The vote has also drawn significant attention to the issue of medical marijuana within North Carolina as a whole, where pro-cannabis advocates have been attempting to get the issue passed in the legislature for several years. A successful 'yes' vote has been described by the University of North Carolina at Chapel Hill's radio station, WUNC, as having the potential to impact the issue of cannabis across the entirety of North Carolina, due to the attention that has been placed on the referendum by state and local leaders. On the vote, PBS North Carolina director Kelly McCullen asked, "Is that the camel's nose under the tent?" in reference to how the vote, although amongst a small group, may signal bigger changes for the rest of the state for marijuana.

Principal Chief-elect Michell Hicks has planned to restrict the usage of cannabis in the proximity of schools in light of the referendum's passing. Revenue from legal cannabis sales is expected to be used to fund areas such as housing, healthcare, education, and elderly dental care, among others.

=== Potential issues ===
Certain challenges are posed due to the unique legal and geographic situation of the Qualla Boundary.

==== Legal issues ====
The facility which the EBCI has established to grow cannabis is located in an enclave surrounded by land that the State of North Carolina has jurisdiction over. In order to deliver cannabis products to the EBCI's dispensary, employees of Qualla Enterprises would have to leave tribal land, constituting a violation of state law. This issue has drawn the attention of Swain County Sheriff Curtis Cochran, issuing a warning, stating:

“I have had several conversations with the chief, tribal attorney general, and others about the transportation of the cannabis from the Coopers Creek location back onto tribal property. I stated that until North Carolina changes the law, that it is still illegal to possess or transport marijuana on the highway.”

North Carolina Attorney General Josh Stein declined to intervene in the matter, stating “This is an issue that the tribe and local law enforcement will need to work out.”

==== Fiscal responsibility and transparency ====
Tribal chief Richard Sneed expressed concerns over the fiscal impact of the cannabis farm, as Qualla Enterprises has not disclosed how it has spent the $31 million allocated to it to begin business operations. His office noted significant discrepancies in the costs of materials Qualla Enterprises has used and the money that Qualla Enterprises has spent.

==== Preparedness ====
Sneed, although in support of the decision of the tribe, additionally expressed concern over whether the EBCI was ready for recreational marijuana, as the tribe had not yet finished fully setting up their medical marijuana program. In a statement to NBC News, Sneed said, "I feel like we’re putting the cart before the horse jumping straight to adult use having not even had the experience of running a dispensary under a medical program."

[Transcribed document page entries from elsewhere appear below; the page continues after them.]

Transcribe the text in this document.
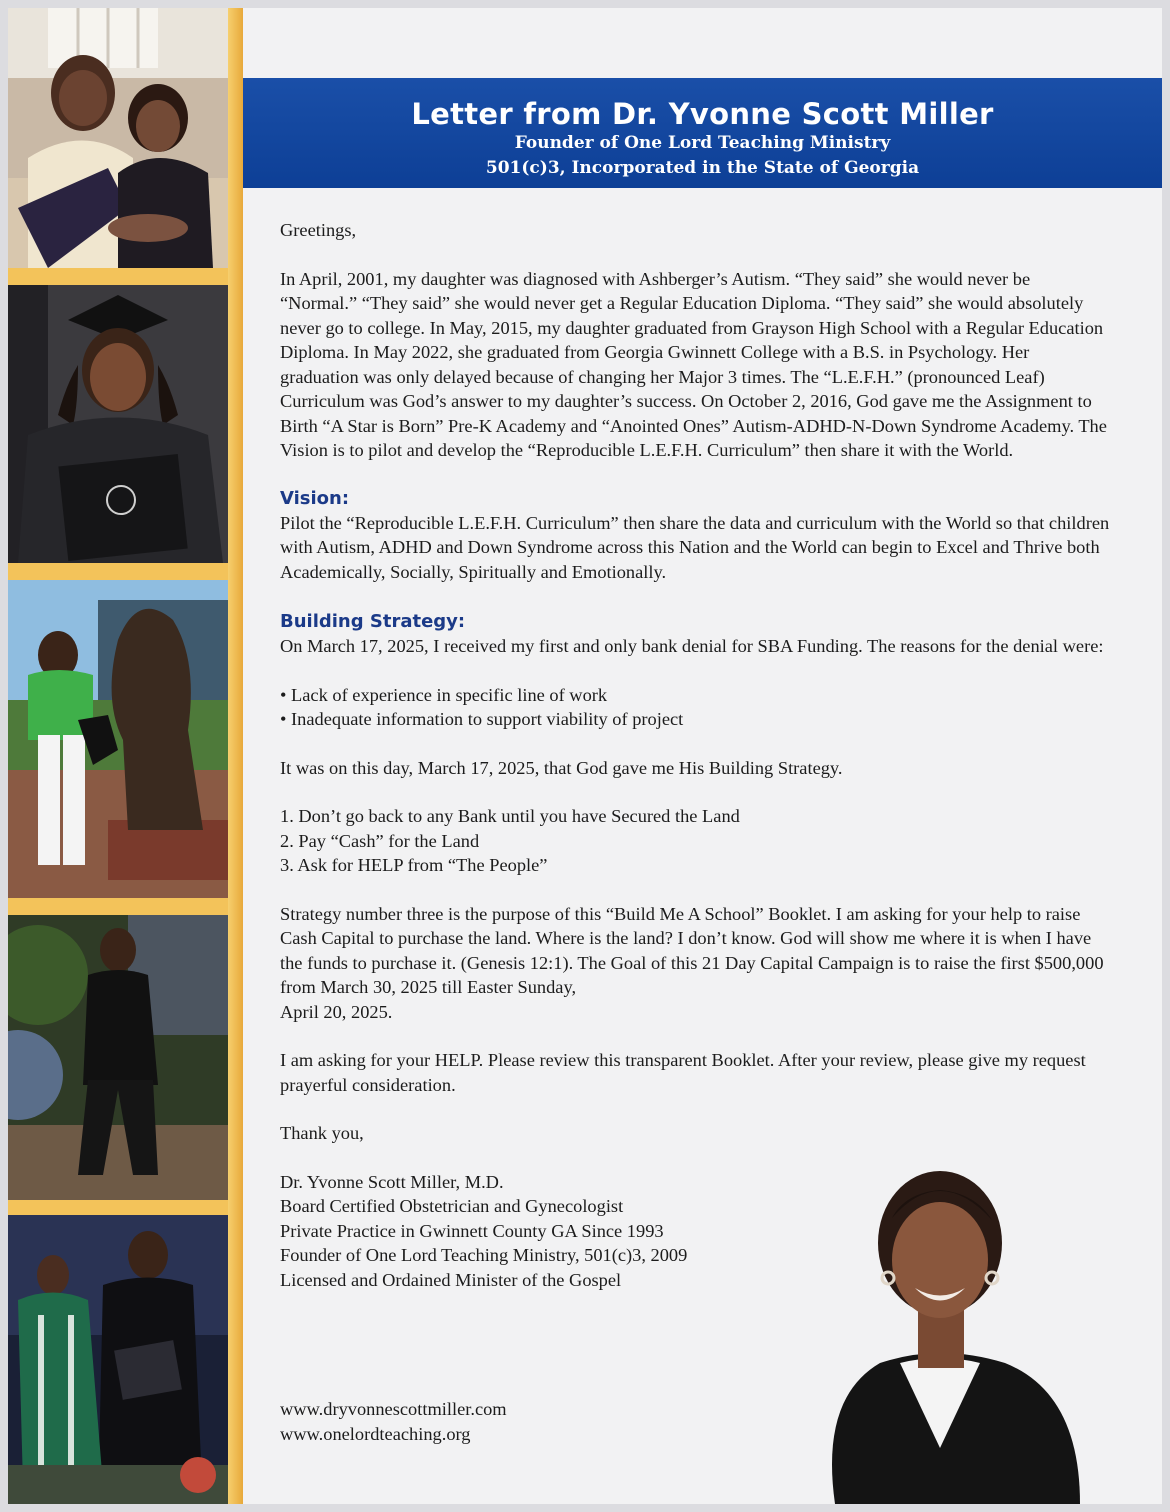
Letter from Dr. Yvonne Scott Miller
Founder of One Lord Teaching Ministry
501(c)3, Incorporated in the State of Georgia

Greetings,

In April, 2001, my daughter was diagnosed with Ashberger’s Autism. “They said” she would never be “Normal.” “They said” she would never get a Regular Education Diploma. “They said” she would absolutely never go to college. In May, 2015, my daughter graduated from Grayson High School with a Regular Education Diploma. In May 2022, she graduated from Georgia Gwinnett College with a B.S. in Psychology. Her graduation was only delayed because of changing her Major 3 times. The “L.E.F.H.” (pronounced Leaf) Curriculum was God’s answer to my daughter’s success. On October 2, 2016, God gave me the Assignment to Birth “A Star is Born” Pre-K Academy and “Anointed Ones” Autism-ADHD-N-Down Syndrome Academy. The Vision is to pilot and develop the “Reproducible L.E.F.H. Curriculum” then share it with the World.

Vision:

Pilot the “Reproducible L.E.F.H. Curriculum” then share the data and curriculum with the World so that children with Autism, ADHD and Down Syndrome across this Nation and the World can begin to Excel and Thrive both Academically, Socially, Spiritually and Emotionally.

Building Strategy:

On March 17, 2025, I received my first and only bank denial for SBA Funding. The reasons for the denial were:

• Lack of experience in specific line of work
• Inadequate information to support viability of project

It was on this day, March 17, 2025, that God gave me His Building Strategy.

1. Don’t go back to any Bank until you have Secured the Land
2. Pay “Cash” for the Land
3. Ask for HELP from “The People”

Strategy number three is the purpose of this “Build Me A School” Booklet. I am asking for your help to raise Cash Capital to purchase the land. Where is the land? I don’t know. God will show me where it is when I have the funds to purchase it. (Genesis 12:1). The Goal of this 21 Day Capital Campaign is to raise the first $500,000 from March 30, 2025 till Easter Sunday,

April 20, 2025.

I am asking for your HELP. Please review this transparent Booklet. After your review, please give my request prayerful consideration.

Thank you,

Dr. Yvonne Scott Miller, M.D.
Board Certified Obstetrician and Gynecologist
Private Practice in Gwinnett County GA Since 1993
Founder of One Lord Teaching Ministry, 501(c)3, 2009
Licensed and Ordained Minister of the Gospel
www.dryvonnescottmiller.com
www.onelordteaching.org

==== Proper regulation ====
2023 Principal Chief election candidate Michell Hicks expressed concerns about whether regulations would be implemented to keep the drug away from children, although he supported the measure.

== Reactions ==

=== U.S. Armed Forces officials ===
- Moe Davis, former Air Force official, military prosecutor, and candidate for U.S. House, released a post on Twitter, rebuking Rep. Chuck Edwards' position on the referendum and characterizing the results of the referendum as a rebuke of Edwards' position as well.

=== North Carolina state representatives ===

- Sarah Crawford, Member of the North Carolina House of Representatives from the 66th district, stated on PBS North Carolina's television program State Lines that the EBCI's vote on legalization was on the boundary of affecting the entire state.

=== Local government institutions ===

- Jackson County, which the EBCI is partially located within, had its sheriff's office state that they would likely not place any additional focus on cannabis enforcement in light of the referendum. On tribal land, the Jackson County Sheriff's Office has no authority.

=== Tribal and local officials ===

- Tribal councilmember Teresa McCoy published a statement, reading: "To those of you who supported the Cannabis project, thank you for educating yourselves and voting! You listened, paid attention and you are ready for change in our own town!”